Cidadão Liberal e Republicano
Segundo Frank Michelman, professor de teoria do Estado da Universidade de Harvard, de acordo com a concepção liberal de democracia, o status dos cidadãos define-se pelos direitos subjetivos que eles têm diante do Estado e dos demais cidadãos.
Na condição de portadores de direitos subjetivos, os cidadãos gozam da proteção do Estado na medida em que se empenham em prol de seus interesses privados dentro dos limites estabelecidos pelas leis.
Os direitos subjetivos são direitos negativos que garantem um âmbito de escolha dentro do qual os cidadãos estão livres de coações externas.
Os direitos políticos têm a mesma estrutura. Eles dão aos cidadãos a possibilidade de fazer valer seus interesses privados, ao permitir que esses interesses possam agregar-se — por meio de eleições e da composição do parlamento e do governo — com outros interesses privados até que se forme uma vontade política capaz de exercer uma efetiva influência sobre a administração.

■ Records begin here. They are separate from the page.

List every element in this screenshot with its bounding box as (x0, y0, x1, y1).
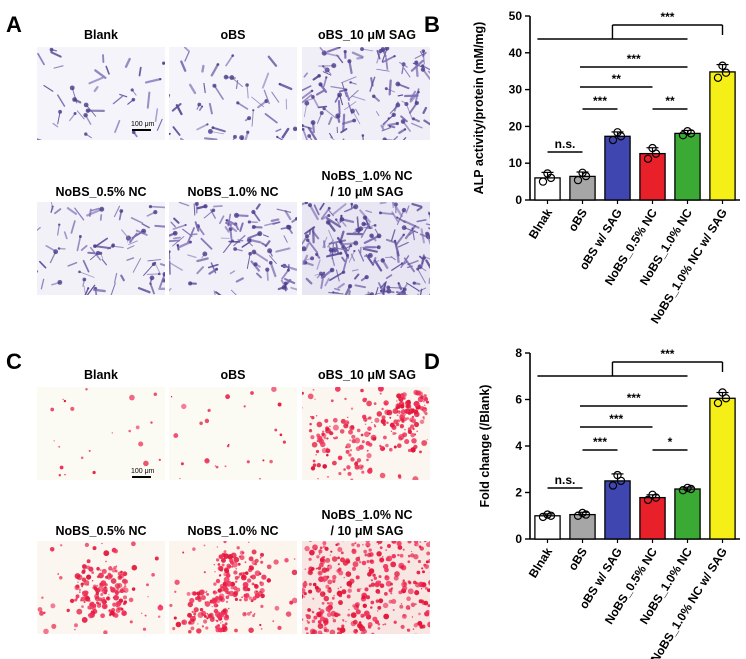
chart-b-sig-label: n.s. (555, 137, 576, 151)
chart-d-data-point (543, 510, 552, 519)
panel-letter-b: B (424, 12, 440, 37)
panel-letter-d: D (424, 349, 440, 374)
image-label-c-obs: oBS (220, 368, 246, 382)
chart-b-data-point (573, 175, 583, 185)
chart-d-data-point (686, 484, 696, 494)
chart-b-bar (674, 132, 701, 201)
chart-d-data-point (718, 388, 727, 397)
chart-d-data-point (546, 511, 556, 521)
chart-d-bar (604, 480, 631, 540)
chart-d-sig-label: *** (609, 412, 623, 426)
image-label-a-blank: Blank (83, 28, 119, 42)
chart-d-y-tick-label: 6 (515, 393, 522, 407)
micrograph-c-blank (37, 387, 165, 480)
image-label-a-nobs-10: NoBS_1.0% NC (187, 185, 279, 199)
chart-b-sig-label: ** (665, 94, 675, 108)
chart-b-data-point (578, 168, 587, 177)
chart-b-sig-label: *** (593, 94, 607, 108)
chart-d-data-point (573, 511, 583, 521)
chart-b-data-point (718, 61, 727, 70)
chart-b-bar (604, 135, 631, 201)
chart-d-sig-label: *** (593, 435, 607, 449)
chart-b-y-tick-label: 0 (515, 193, 522, 207)
chart-b-y-tick-label: 40 (509, 46, 523, 60)
chart-b-data-point (543, 169, 552, 178)
image-label-c-nobs-10-sag-line2: / 10 μM SAG (330, 524, 404, 538)
micrograph-c-obs-sag (302, 387, 430, 480)
chart-b-y-tick-label: 20 (509, 119, 523, 133)
chart-d-x-tick-label: oBS (565, 545, 590, 573)
chart-d-data-point (613, 470, 622, 480)
chart-b-data-point (648, 143, 657, 153)
chart-d-bar (639, 496, 666, 540)
chart-d-data-point (643, 495, 653, 505)
chart-d-y-axis-label: Fold change (/Blank) (478, 385, 492, 508)
chart-d-y-tick-label: 8 (515, 346, 522, 360)
micrograph-a-nobs-05 (37, 202, 165, 295)
chart-d-x-tick-label: Blnak (526, 545, 555, 580)
micrograph-a-nobs-10-sag (302, 202, 430, 295)
image-label-a-nobs-10-sag-line2: / 10 μM SAG (330, 185, 404, 199)
image-label-a-nobs-10-sag-line1: NoBS_1.0% NC (321, 169, 413, 183)
chart-d-y-tick-label: 0 (515, 532, 522, 546)
chart-b-sig-label: *** (627, 52, 641, 66)
image-label-c-nobs-05: NoBS_0.5% NC (55, 524, 147, 538)
chart-d-bar (534, 515, 561, 540)
panel-letter-c: C (6, 349, 22, 374)
chart-d-sig-label: n.s. (555, 473, 576, 487)
scale-bar-c (132, 476, 151, 478)
chart-b-y-axis-label: ALP activity/protein (mM/mg) (472, 22, 486, 195)
chart-b-sig-label: *** (660, 10, 674, 24)
micrograph-c-nobs-10-sag (302, 541, 430, 634)
chart-b-y-tick-label: 50 (509, 9, 523, 23)
chart-b-data-point (608, 135, 618, 145)
chart-d-data-point (578, 508, 587, 518)
chart-b-data-point (713, 73, 723, 83)
chart-b-y-tick-label: 10 (509, 156, 523, 170)
chart-d-data-point (648, 490, 657, 499)
chart-d-sig-label: * (668, 435, 673, 449)
chart-b-data-point (643, 154, 653, 163)
chart-b-data-point (683, 126, 692, 136)
chart-b-sig-label: ** (612, 72, 622, 86)
scale-bar-a (132, 129, 151, 131)
chart-d-data-point (683, 483, 692, 493)
chart-d-data-point (678, 486, 688, 495)
micrograph-a-blank (37, 47, 165, 140)
image-label-c-blank: Blank (83, 368, 119, 382)
image-label-a-obs-sag: oBS_10 μM SAG (318, 28, 416, 42)
image-label-c-obs-sag: oBS_10 μM SAG (318, 368, 416, 382)
scale-bar-label-a: 100 μm (131, 121, 155, 128)
image-label-c-nobs-10-sag-line1: NoBS_1.0% NC (321, 508, 413, 522)
chart-d-data-point (538, 512, 548, 522)
micrograph-a-nobs-10 (169, 202, 297, 295)
chart-d-bar (674, 488, 701, 540)
scale-bar-label-c: 100 μm (131, 468, 155, 475)
chart-b-y-tick-label: 30 (509, 83, 523, 97)
micrograph-c-nobs-05 (37, 541, 165, 634)
image-label-c-nobs-10: NoBS_1.0% NC (187, 524, 279, 538)
chart-d-y-tick-label: 4 (515, 439, 522, 453)
chart-b-data-point (721, 68, 731, 77)
chart-d-bar (709, 397, 736, 540)
chart-b-data-point (613, 128, 622, 137)
chart-d-y-tick-label: 2 (515, 486, 522, 500)
micrograph-a-obs-sag (302, 47, 430, 140)
chart-d-sig-label: *** (627, 391, 641, 405)
chart-d-data-point (608, 481, 618, 490)
micrograph-a-obs (169, 47, 297, 140)
chart-d-sig-label: *** (660, 347, 674, 361)
chart-d-data-point (713, 398, 723, 408)
micrograph-c-obs (169, 387, 297, 480)
image-label-a-obs: oBS (220, 28, 246, 42)
panel-letter-a: A (6, 12, 22, 37)
image-label-a-nobs-05: NoBS_0.5% NC (55, 185, 147, 199)
chart-d-bar (569, 513, 596, 540)
micrograph-c-nobs-10 (169, 541, 297, 634)
chart-b-data-point (538, 177, 548, 186)
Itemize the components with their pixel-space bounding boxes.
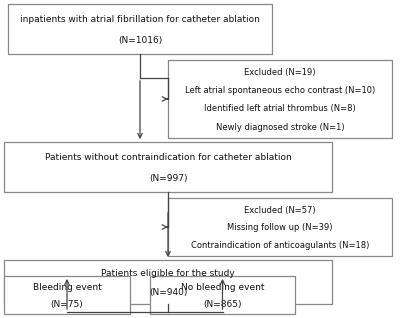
Bar — [4, 276, 130, 314]
Text: No bleeding event: No bleeding event — [181, 283, 264, 292]
Text: Bleeding event: Bleeding event — [33, 283, 101, 292]
Bar — [150, 276, 295, 314]
Text: (N=865): (N=865) — [203, 300, 242, 308]
Text: Patients eligible for the study: Patients eligible for the study — [101, 269, 235, 278]
Bar — [168, 198, 392, 256]
Text: Excluded (N=57): Excluded (N=57) — [244, 206, 316, 215]
Bar — [4, 260, 332, 304]
Text: Contraindication of anticoagulants (N=18): Contraindication of anticoagulants (N=18… — [191, 241, 369, 250]
Text: Left atrial spontaneous echo contrast (N=10): Left atrial spontaneous echo contrast (N… — [185, 86, 375, 95]
Text: (N=997): (N=997) — [149, 175, 187, 183]
Text: (N=1016): (N=1016) — [118, 37, 162, 45]
Text: (N=940): (N=940) — [149, 288, 187, 297]
Bar — [4, 142, 332, 192]
Bar — [8, 4, 272, 54]
Bar — [168, 60, 392, 138]
Text: inpatients with atrial fibrillation for catheter ablation: inpatients with atrial fibrillation for … — [20, 15, 260, 24]
Text: Excluded (N=19): Excluded (N=19) — [244, 68, 316, 77]
Text: Patients without contraindication for catheter ablation: Patients without contraindication for ca… — [45, 153, 291, 162]
Text: Identified left atrial thrombus (N=8): Identified left atrial thrombus (N=8) — [204, 105, 356, 114]
Text: Missing follow up (N=39): Missing follow up (N=39) — [227, 223, 333, 232]
Text: Newly diagnosed stroke (N=1): Newly diagnosed stroke (N=1) — [216, 123, 344, 132]
Text: (N=75): (N=75) — [51, 300, 83, 308]
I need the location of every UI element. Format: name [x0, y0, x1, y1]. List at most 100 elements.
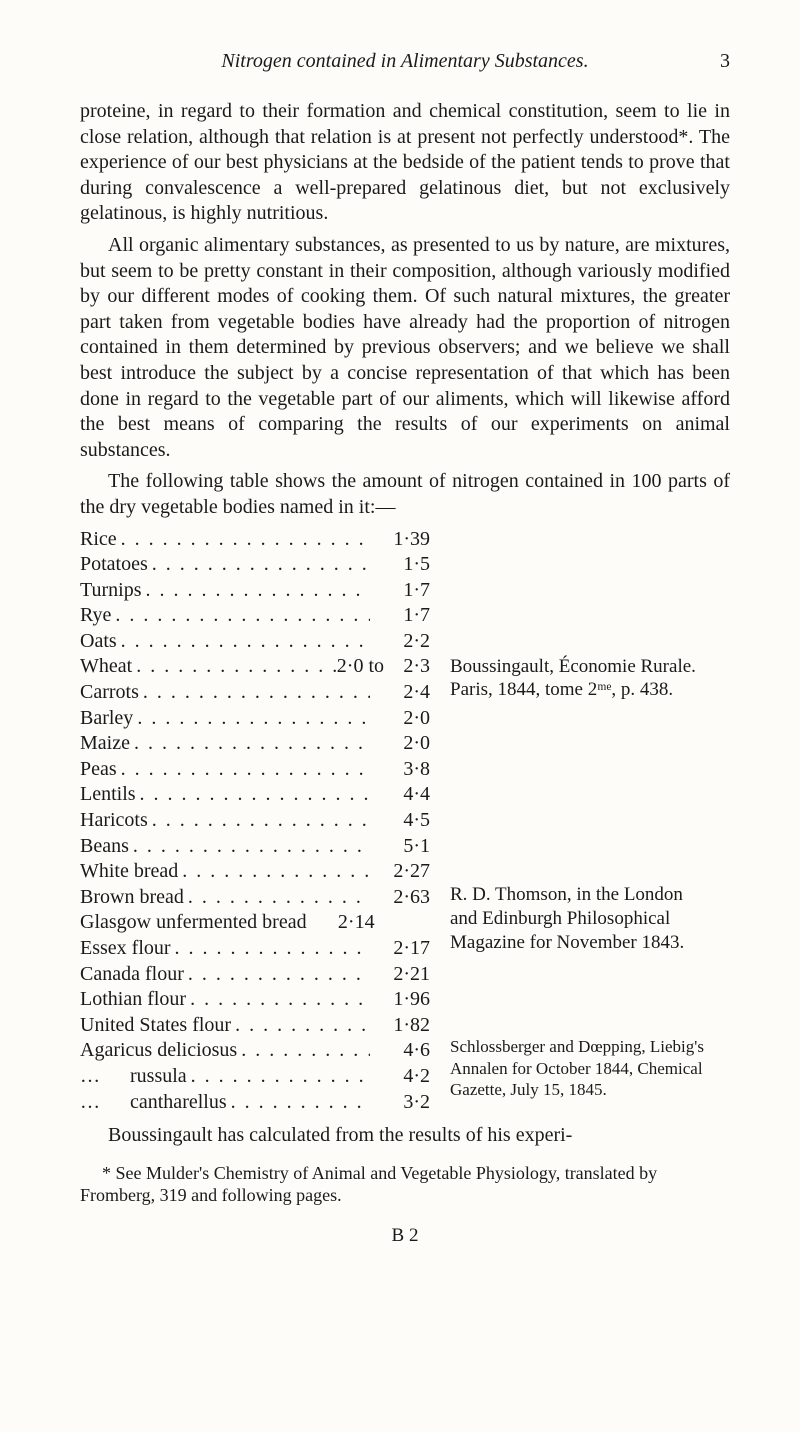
leader-dots	[178, 859, 370, 885]
row-label: Canada flour	[80, 962, 184, 988]
table-row: Lentils 4·4	[80, 782, 730, 808]
leader-dots	[142, 578, 370, 604]
row-label: Rye	[80, 603, 111, 629]
row-value: 3·2	[370, 1090, 430, 1116]
leader-dots	[139, 680, 370, 706]
running-head: Nitrogen contained in Alimentary Substan…	[80, 50, 730, 73]
leader-dots	[186, 987, 370, 1013]
row-value: 2·4	[370, 680, 430, 706]
leader-dots	[227, 1090, 370, 1116]
row-label: Wheat	[80, 654, 132, 680]
table-row: Lothian flour 1·96	[80, 987, 730, 1013]
leader-dots	[187, 1064, 370, 1090]
row-label: Potatoes	[80, 552, 148, 578]
leader-dots	[133, 706, 370, 732]
row-value: 1·96	[370, 987, 430, 1013]
table-group-thomson: R. D. Thomson, in the London and Edinbur…	[80, 859, 730, 1038]
leader-dots	[148, 552, 370, 578]
paragraph-3: The following table shows the amount of …	[80, 469, 730, 520]
row-label: Brown bread	[80, 885, 184, 911]
row-label: Turnips	[80, 578, 142, 604]
row-label: Peas	[80, 757, 117, 783]
footnote: * See Mulder's Chemistry of Animal and V…	[80, 1163, 730, 1207]
row-value: 2·2	[370, 629, 430, 655]
leader-dots	[171, 936, 370, 962]
signature-mark: B 2	[80, 1225, 730, 1247]
row-value: 1·39	[370, 527, 430, 553]
page-number: 3	[720, 50, 730, 73]
leader-dots	[117, 527, 370, 553]
leader-dots	[117, 757, 370, 783]
row-label: United States flour	[80, 1013, 231, 1039]
table-row: White bread 2·27	[80, 859, 730, 885]
row-value: 1·82	[370, 1013, 430, 1039]
row-prefix: 2·0 to	[337, 654, 390, 680]
row-value: 2·0	[370, 706, 430, 732]
leader-dots	[231, 1013, 370, 1039]
row-value: 1·7	[370, 578, 430, 604]
table-group-boussingault: Boussingault, Économie Rurale. Paris, 18…	[80, 527, 730, 860]
row-label: White bread	[80, 859, 178, 885]
row-label: Agaricus deliciosus	[80, 1038, 237, 1064]
row-value: 2·0	[370, 731, 430, 757]
running-head-text: Nitrogen contained in Alimentary Substan…	[221, 50, 588, 72]
row-label: Essex flour	[80, 936, 171, 962]
row-label: Glasgow unfermented bread	[80, 910, 307, 936]
table-row: Peas 3·8	[80, 757, 730, 783]
row-label: Rice	[80, 527, 117, 553]
paragraph-4: Boussingault has calculated from the res…	[80, 1123, 730, 1149]
page: Nitrogen contained in Alimentary Substan…	[0, 0, 800, 1432]
row-label: Haricots	[80, 808, 148, 834]
row-label: Beans	[80, 834, 129, 860]
group3-citation: Schlossberger and Dœpping, Liebig's Anna…	[450, 1036, 710, 1100]
paragraph-2: All organic alimentary substances, as pr…	[80, 233, 730, 463]
row-label: Barley	[80, 706, 133, 732]
row-value: 5·1	[370, 834, 430, 860]
table-row: Oats 2·2	[80, 629, 730, 655]
row-label: Maize	[80, 731, 130, 757]
group1-citation: Boussingault, Économie Rurale. Paris, 18…	[450, 655, 710, 703]
row-value: 4·2	[370, 1064, 430, 1090]
row-value: 3·8	[370, 757, 430, 783]
row-value: 1·7	[370, 603, 430, 629]
row-label: Carrots	[80, 680, 139, 706]
table-row: Rice 1·39	[80, 527, 730, 553]
row-value: 2·27	[370, 859, 430, 885]
nitrogen-table: Boussingault, Économie Rurale. Paris, 18…	[80, 527, 730, 1116]
row-label: Lothian flour	[80, 987, 186, 1013]
leader-dots	[129, 834, 370, 860]
row-value: 4·4	[370, 782, 430, 808]
leader-dots	[132, 654, 337, 680]
leader-dots	[111, 603, 370, 629]
table-row: Haricots 4·5	[80, 808, 730, 834]
row-label: … cantharellus	[80, 1090, 227, 1116]
leader-dots	[148, 808, 370, 834]
table-row: Beans 5·1	[80, 834, 730, 860]
table-row: Potatoes1·5	[80, 552, 730, 578]
row-value: 2·21	[370, 962, 430, 988]
leader-dots	[184, 885, 370, 911]
leader-dots	[117, 629, 370, 655]
row-value: 4·5	[370, 808, 430, 834]
leader-dots	[136, 782, 370, 808]
table-group-agaricus: Schlossberger and Dœpping, Liebig's Anna…	[80, 1038, 730, 1115]
group2-citation: R. D. Thomson, in the London and Edinbur…	[450, 883, 710, 954]
table-row: Turnips 1·7	[80, 578, 730, 604]
table-row: Canada flour 2·21	[80, 962, 730, 988]
table-row: Rye 1·7	[80, 603, 730, 629]
paragraph-1: proteine, in regard to their formation a…	[80, 99, 730, 227]
row-value: 2·63	[370, 885, 430, 911]
table-row: Barley 2·0	[80, 706, 730, 732]
leader-dots	[130, 731, 370, 757]
table-row: Maize 2·0	[80, 731, 730, 757]
table-row: United States flour 1·82	[80, 1013, 730, 1039]
row-label: … russula	[80, 1064, 187, 1090]
row-value: 2·14	[315, 910, 375, 936]
row-value: 4·6	[370, 1038, 430, 1064]
row-value: 2·17	[370, 936, 430, 962]
leader-dots	[237, 1038, 370, 1064]
leader-dots	[184, 962, 370, 988]
row-label: Lentils	[80, 782, 136, 808]
row-label: Oats	[80, 629, 117, 655]
row-value: 2·3	[390, 654, 430, 680]
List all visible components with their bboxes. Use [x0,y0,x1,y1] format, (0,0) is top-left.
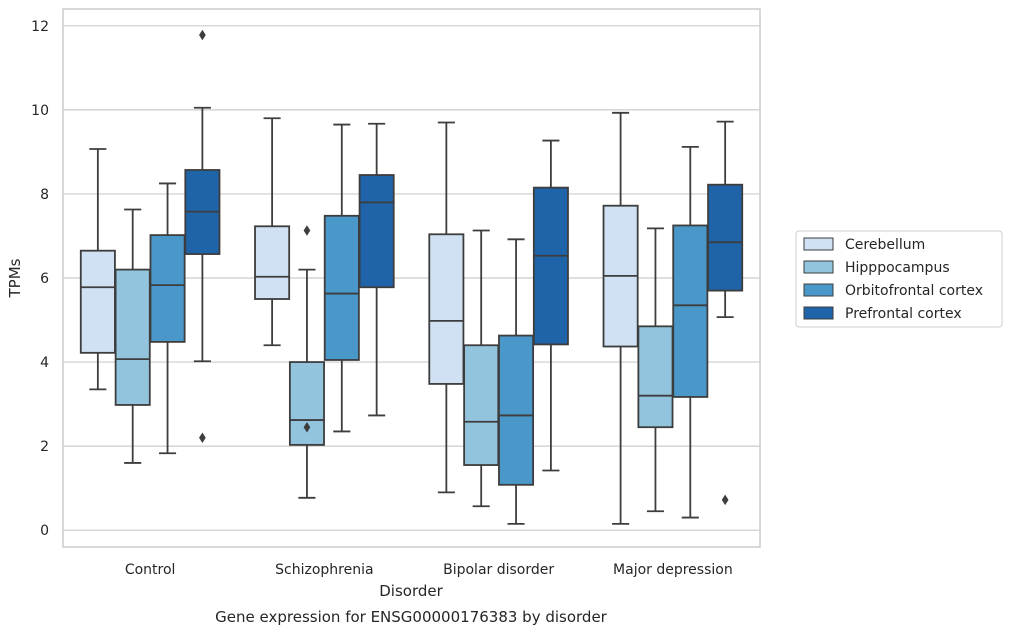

Dessa forma os cidadãos, em seu papel de integrantes da vida política, podem controlar em que medida o poder do Estado se exerce no interesse deles próprios como pessoas privadas.
Conforme a concepção republicana, o status de cidadão não é definido por esse critério de liberdades negativas das quais só se pode fazer uso como pessoa privada.
Os direitos de cidadania, entre os quais se sobressaem os direitos de participação e de comunicação políticas, são melhor entendidos como liberdades positivas.
Eles não garantem a liberdade de coações externas, mas sim a participação em uma prática comum, cujo exercício é o que permite aos cidadãos se converterem no que querem ser: atores políticos responsáveis de uma comunidade de pessoas livres e iguais.
Nessa medida, o processo político não serve somente para o controle da atividade do Estado por cidadãos que, no exercício de seus direitos privados e de suas liberdades pré-políticas, já alcançaram uma prévia autonomia.
Também não cumpre uma função de articulação entre o Estado e a sociedade, já que o poder administrativo não representa poder originário algum, não é um poder autóctone ou um dado. Esse poder na realidade provém do poder comunicativamente gerado na prática da autodeterminação dos cidadãos e se legitima na medida em que protege essa prática por meio da institucionalização da liberdade pública.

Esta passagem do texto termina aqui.